# the composition of $g \circ f$ is convex on $\Omega$ from Shapley's definition of convexity

Let $f$ be a convex function on a convex domain $\Omega$, such that, $f:2^{\Omega} \rightarrow \mathbb R _+$ and $g$ a convex non-decreasing function defined on $[0, + \infty]$ such that $g(0) = 0$. prove that the composition of $g \circ f$ is convex on $\Omega$.

My attempt:

Since $f$ is convex from Shapley’s definition of convexity,

$$f(S\cup T) + f(S\cap T) \geq f(S) + f(T), S, T \subset \Omega$$

Let. $S\cap T = \varnothing$, we get, $f(S\cup T) \geq f(S) + f(T)$.
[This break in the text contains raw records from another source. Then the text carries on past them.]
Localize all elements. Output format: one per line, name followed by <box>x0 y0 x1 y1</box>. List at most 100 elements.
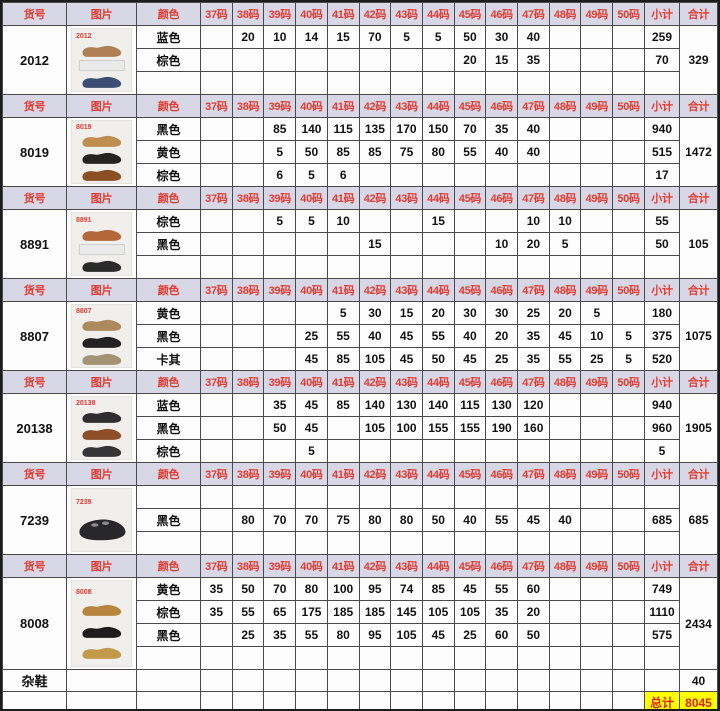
size-qty-cell: 160 <box>517 416 550 440</box>
data-row: 棕色 6 5 6 17 <box>3 163 718 187</box>
size-column-header: 40码 <box>295 278 328 302</box>
size-qty-cell <box>548 531 582 555</box>
size-column-header: 41码 <box>326 94 360 118</box>
size-column-header: 50码 <box>612 2 645 26</box>
size-qty-cell <box>295 646 328 670</box>
color-label: 棕色 <box>136 439 201 463</box>
size-qty-cell: 30 <box>358 301 392 325</box>
size-qty-cell <box>580 439 614 463</box>
product-photo-cell: 8891 <box>66 209 137 279</box>
size-qty-cell <box>485 531 519 555</box>
size-column-header: 41码 <box>326 278 360 302</box>
size-qty-cell: 45 <box>548 324 582 348</box>
size-qty-cell <box>390 209 423 233</box>
size-column-header: 45码 <box>453 2 487 26</box>
product-photo-cell: 2012 <box>66 25 137 95</box>
size-qty-cell <box>200 669 233 692</box>
color-label: 棕色 <box>136 600 201 624</box>
size-column-header: 45码 <box>453 370 487 394</box>
size-qty-cell: 25 <box>580 347 614 371</box>
size-qty-cell: 5 <box>295 163 328 187</box>
shoe-illustration <box>81 45 121 57</box>
size-qty-cell: 50 <box>231 577 265 601</box>
photo-item-code: 2012 <box>76 32 92 40</box>
size-qty-cell <box>263 439 297 463</box>
color-label: 蓝色 <box>136 25 201 49</box>
size-qty-cell: 80 <box>390 508 423 532</box>
size-qty-cell <box>548 48 582 72</box>
size-qty-cell <box>485 163 519 187</box>
size-qty-cell: 140 <box>295 117 328 141</box>
image-column-header: 图片 <box>66 462 137 486</box>
size-qty-cell <box>612 416 645 440</box>
product-photo: 8008 <box>71 580 132 667</box>
size-qty-cell <box>580 531 614 555</box>
size-column-header: 43码 <box>390 186 423 210</box>
shoe-illustration <box>81 261 121 273</box>
size-qty-cell <box>453 691 487 709</box>
color-label: 棕色 <box>136 48 201 72</box>
block-total-cell: 1472 <box>679 117 718 187</box>
size-qty-cell: 45 <box>517 508 550 532</box>
item-number: 2012 <box>2 25 67 95</box>
grand-total-row: 总计 8045 <box>2 691 718 709</box>
size-column-header: 39码 <box>263 278 297 302</box>
size-qty-cell: 50 <box>517 623 550 647</box>
size-column-header: 46码 <box>485 554 519 578</box>
size-qty-cell <box>200 393 233 417</box>
size-qty-cell: 10 <box>263 25 297 49</box>
size-column-header: 41码 <box>326 462 360 486</box>
size-qty-cell: 25 <box>231 623 265 647</box>
size-qty-cell: 95 <box>358 577 392 601</box>
size-qty-cell: 30 <box>485 25 519 49</box>
size-qty-cell: 35 <box>485 600 519 624</box>
size-column-header: 38码 <box>231 2 265 26</box>
size-qty-cell <box>326 439 360 463</box>
data-row <box>3 255 718 279</box>
size-column-header: 37码 <box>200 370 233 394</box>
size-qty-cell: 45 <box>295 347 328 371</box>
size-qty-cell <box>231 531 265 555</box>
size-qty-cell <box>390 485 423 509</box>
size-qty-cell: 10 <box>548 209 582 233</box>
product-photo: 8891 <box>71 212 132 276</box>
image-column-header: 图片 <box>66 2 137 26</box>
size-qty-cell <box>453 209 487 233</box>
size-column-header: 40码 <box>295 462 328 486</box>
size-qty-cell <box>390 669 423 692</box>
size-qty-cell <box>326 646 360 670</box>
size-qty-cell: 15 <box>358 232 392 256</box>
size-qty-cell <box>231 416 265 440</box>
size-qty-cell: 60 <box>485 623 519 647</box>
subtotal-cell: 749 <box>644 577 680 601</box>
size-qty-cell <box>612 163 645 187</box>
size-qty-cell: 5 <box>326 301 360 325</box>
size-qty-cell <box>358 669 392 692</box>
size-qty-cell <box>580 117 614 141</box>
grand-total-label: 总计 <box>644 691 680 709</box>
size-column-header: 44码 <box>421 554 455 578</box>
color-column-header: 颜色 <box>136 370 201 394</box>
size-qty-cell: 5 <box>263 140 297 164</box>
size-qty-cell: 85 <box>326 140 360 164</box>
size-qty-cell <box>263 255 297 279</box>
size-column-header: 39码 <box>263 462 297 486</box>
subtotal-cell: 520 <box>644 347 680 371</box>
size-qty-cell <box>421 485 455 509</box>
size-qty-cell: 10 <box>485 232 519 256</box>
size-column-header: 47码 <box>517 278 550 302</box>
size-column-header: 48码 <box>548 94 582 118</box>
size-qty-cell: 55 <box>453 140 487 164</box>
data-row: 8019 8019 黑色 85 140 115 135 170 150 70 35 40 940 1472 <box>2 117 718 187</box>
color-label <box>136 531 201 555</box>
size-qty-cell <box>485 71 519 95</box>
size-qty-cell: 155 <box>421 416 455 440</box>
size-qty-cell <box>453 255 487 279</box>
size-qty-cell <box>580 508 614 532</box>
subtotal-cell: 375 <box>644 324 680 348</box>
size-qty-cell <box>485 439 519 463</box>
size-qty-cell <box>358 48 392 72</box>
subtotal-cell: 259 <box>644 25 680 49</box>
size-qty-cell: 105 <box>421 600 455 624</box>
subtotal-cell: 1110 <box>644 600 680 624</box>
Given. g is non-decreasing,
$$g(f(S\cup T)) \geq g(f(S) + f(T))$$

Now, we know that every convex function defined in $[0, +\infty]$ with $f(0) = 0$ is is superadditive.

With superadditivity property of $g$,
$$g(f(S) + f(T)) \geq g(f(S)) + g(f(T))$$

Finally,
$$g(f(S\cup T)) \geq g(f(S)) + g(f(T))$$

Therefore, $g \circ f$ is convex.

#### Solutions Collecting From Web of "the composition of $g \circ f$ is convex on $\Omega$ from Shapley's definition of convexity"

The only dubious point is the second inequality where you claim that
$$g(f(S) + f(T)) \geq g(f(S)) + g(f(T))$$
by convexity. The property
$$g(x+y) \ge g(x) + g(y)$$
is called superadditivity. It is known that a convex function $g(x)$ with $g(0)\le 0$ is superadditive; see https://en.wikipedia.org/wiki/Convex_function or https://math.stackexchange.com/posts/507611/edit.

Thus, if you add the assumption that $g(0) \le 0$, your claim holds. (In cooperative game theory, it is usually assumed $g(0)=0$.)